# Can someone tell me about Amano Shrimp?



## Kehy (Apr 19, 2011)

I've been thinking about maybe getting one. I've been dealing with a constant algae problem that I've held off for a bit by cleaning off the leaves of the plants and the walls, but it's starting to get a bit overwhelming. My LPS has started carrying them and I was wondering about their care, feeding, stuff like that.
Thanks for any advice!


----------



## Scuff (Aug 10, 2010)

They're fairly simple shrimp to care for; I've had them live in my filter for months and not known it! In addition to letting them graze on algae, I also feed mine shrimp pellets, small pieces of algae wafer, and frozen peas. Keep in mind, they won't be the end-all cure for your algae problem. Your best move would be to figure out why you have an algae problem in the first place, and remedy the cause.


----------



## holly12 (Apr 21, 2011)

I've heard they are great little algae eaters, but like Scuff said, they won't cure it.

They are fairly hardy shrimp, like RCS. (Crystal reds and Black Diamonds are not so much!)

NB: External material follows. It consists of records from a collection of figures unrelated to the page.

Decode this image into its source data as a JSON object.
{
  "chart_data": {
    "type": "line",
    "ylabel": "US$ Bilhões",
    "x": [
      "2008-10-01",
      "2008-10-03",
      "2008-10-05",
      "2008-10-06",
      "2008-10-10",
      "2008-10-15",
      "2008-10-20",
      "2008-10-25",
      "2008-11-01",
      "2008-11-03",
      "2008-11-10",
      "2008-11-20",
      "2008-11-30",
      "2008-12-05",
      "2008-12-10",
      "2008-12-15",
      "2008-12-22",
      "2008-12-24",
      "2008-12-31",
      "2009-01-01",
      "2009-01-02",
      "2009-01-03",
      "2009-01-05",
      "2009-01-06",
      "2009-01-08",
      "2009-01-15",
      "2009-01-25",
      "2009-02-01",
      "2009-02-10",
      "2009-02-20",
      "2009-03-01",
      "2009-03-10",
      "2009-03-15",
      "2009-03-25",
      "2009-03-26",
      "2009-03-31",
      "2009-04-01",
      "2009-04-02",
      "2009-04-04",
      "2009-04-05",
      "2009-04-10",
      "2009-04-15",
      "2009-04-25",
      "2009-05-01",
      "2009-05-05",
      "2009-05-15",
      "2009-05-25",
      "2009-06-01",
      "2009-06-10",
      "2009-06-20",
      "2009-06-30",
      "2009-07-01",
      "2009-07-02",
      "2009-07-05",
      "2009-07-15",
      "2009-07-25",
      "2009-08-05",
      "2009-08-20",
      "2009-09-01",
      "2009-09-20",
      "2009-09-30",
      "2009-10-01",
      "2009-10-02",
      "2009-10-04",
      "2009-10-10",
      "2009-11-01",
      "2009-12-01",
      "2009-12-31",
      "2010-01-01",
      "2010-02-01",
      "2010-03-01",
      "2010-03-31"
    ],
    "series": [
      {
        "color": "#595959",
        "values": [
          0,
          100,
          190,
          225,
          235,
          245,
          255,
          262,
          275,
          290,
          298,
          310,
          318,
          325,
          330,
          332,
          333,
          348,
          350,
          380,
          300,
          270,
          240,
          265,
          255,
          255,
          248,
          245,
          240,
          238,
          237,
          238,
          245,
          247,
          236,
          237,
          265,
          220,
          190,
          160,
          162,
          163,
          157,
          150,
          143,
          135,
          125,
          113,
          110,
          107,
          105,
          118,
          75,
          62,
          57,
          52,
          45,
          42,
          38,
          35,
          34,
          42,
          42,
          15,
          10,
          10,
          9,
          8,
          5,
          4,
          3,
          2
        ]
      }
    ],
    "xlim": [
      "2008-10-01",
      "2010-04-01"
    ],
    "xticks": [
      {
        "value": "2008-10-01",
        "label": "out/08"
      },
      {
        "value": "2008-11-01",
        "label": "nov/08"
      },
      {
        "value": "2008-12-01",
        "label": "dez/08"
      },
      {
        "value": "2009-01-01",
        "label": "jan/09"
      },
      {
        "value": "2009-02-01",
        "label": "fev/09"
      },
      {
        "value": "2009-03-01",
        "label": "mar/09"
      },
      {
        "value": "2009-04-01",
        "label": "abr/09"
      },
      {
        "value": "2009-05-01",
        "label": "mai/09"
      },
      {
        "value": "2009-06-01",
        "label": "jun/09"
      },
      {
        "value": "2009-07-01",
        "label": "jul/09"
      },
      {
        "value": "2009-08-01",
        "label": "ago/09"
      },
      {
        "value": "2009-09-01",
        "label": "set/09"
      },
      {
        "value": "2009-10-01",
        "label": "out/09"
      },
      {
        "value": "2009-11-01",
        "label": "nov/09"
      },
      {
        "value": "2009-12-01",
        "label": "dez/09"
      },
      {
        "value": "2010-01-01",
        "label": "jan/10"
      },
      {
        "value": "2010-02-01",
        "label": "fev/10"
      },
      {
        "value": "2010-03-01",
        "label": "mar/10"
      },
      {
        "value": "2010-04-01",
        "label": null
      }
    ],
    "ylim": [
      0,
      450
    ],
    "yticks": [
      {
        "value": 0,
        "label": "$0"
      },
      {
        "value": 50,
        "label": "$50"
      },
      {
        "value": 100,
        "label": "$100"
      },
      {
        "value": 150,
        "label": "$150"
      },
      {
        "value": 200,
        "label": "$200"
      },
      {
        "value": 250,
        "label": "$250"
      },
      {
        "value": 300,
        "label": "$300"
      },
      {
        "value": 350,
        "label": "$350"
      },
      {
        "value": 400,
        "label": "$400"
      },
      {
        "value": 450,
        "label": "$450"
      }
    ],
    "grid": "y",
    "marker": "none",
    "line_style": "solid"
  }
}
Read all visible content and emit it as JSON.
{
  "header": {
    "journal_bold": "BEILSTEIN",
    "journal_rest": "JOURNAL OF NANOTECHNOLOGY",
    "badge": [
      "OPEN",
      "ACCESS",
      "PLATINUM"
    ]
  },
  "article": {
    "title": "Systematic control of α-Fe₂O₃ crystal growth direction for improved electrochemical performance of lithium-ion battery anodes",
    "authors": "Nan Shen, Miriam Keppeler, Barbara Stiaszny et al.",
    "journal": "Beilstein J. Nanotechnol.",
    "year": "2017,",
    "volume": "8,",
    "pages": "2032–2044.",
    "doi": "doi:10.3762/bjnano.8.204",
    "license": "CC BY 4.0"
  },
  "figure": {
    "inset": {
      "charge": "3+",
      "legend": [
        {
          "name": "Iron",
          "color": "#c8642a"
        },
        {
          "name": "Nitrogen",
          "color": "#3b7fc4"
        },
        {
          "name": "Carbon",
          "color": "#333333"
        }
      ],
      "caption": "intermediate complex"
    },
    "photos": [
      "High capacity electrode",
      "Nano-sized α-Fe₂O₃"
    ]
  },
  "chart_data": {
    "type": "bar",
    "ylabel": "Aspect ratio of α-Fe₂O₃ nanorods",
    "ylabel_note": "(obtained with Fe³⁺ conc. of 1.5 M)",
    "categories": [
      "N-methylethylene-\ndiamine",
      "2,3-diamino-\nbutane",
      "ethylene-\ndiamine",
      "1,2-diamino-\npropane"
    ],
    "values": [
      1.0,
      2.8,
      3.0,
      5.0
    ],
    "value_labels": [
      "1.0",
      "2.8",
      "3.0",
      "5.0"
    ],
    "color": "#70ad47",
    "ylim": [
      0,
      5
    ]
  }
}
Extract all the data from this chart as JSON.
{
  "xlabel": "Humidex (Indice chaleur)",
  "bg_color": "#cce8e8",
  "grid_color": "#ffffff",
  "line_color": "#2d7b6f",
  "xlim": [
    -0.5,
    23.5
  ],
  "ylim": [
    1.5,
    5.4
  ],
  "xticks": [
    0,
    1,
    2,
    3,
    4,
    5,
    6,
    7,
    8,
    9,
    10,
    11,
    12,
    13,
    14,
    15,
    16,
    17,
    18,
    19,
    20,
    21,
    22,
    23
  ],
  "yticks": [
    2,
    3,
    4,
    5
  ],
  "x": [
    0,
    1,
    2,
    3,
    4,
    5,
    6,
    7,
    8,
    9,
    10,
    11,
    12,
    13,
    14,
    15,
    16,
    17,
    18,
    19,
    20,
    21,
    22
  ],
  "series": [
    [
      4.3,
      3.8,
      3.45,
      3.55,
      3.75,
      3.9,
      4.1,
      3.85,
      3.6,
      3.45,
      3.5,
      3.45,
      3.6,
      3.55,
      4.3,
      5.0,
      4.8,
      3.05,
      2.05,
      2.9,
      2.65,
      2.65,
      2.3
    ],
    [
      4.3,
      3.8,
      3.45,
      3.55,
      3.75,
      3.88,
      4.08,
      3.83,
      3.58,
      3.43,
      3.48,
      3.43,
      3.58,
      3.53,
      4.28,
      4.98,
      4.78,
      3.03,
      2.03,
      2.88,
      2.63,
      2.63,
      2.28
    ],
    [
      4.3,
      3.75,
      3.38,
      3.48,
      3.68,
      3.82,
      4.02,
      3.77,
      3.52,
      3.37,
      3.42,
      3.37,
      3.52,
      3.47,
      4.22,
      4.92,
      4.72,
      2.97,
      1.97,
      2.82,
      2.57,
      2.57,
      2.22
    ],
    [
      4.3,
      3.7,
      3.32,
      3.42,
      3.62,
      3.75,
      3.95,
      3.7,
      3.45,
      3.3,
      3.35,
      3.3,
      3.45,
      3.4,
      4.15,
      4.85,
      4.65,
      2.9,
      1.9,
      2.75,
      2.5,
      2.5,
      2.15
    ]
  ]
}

Here's a good site: Amano Shrimp | The Shrimp Farm

I was thinking about getting some for my 36g, but I've got to find out why my RCS are dying first! No more shrimp coming in here until I figure out what's going on!


----------



## jrman83 (Jul 9, 2010)

Easy to care for.....subjective I guess. I've had mixed results in keeping them. Not sure how affected they are by heavily dosed CO2 tanks, but I loose about 1 per month. They will not clean glass too good except down low, but do good on most other things. Definitely can't be your only source of algae control. Usually, that is easier to control by finding the right time period for light - how long you have it on.


----------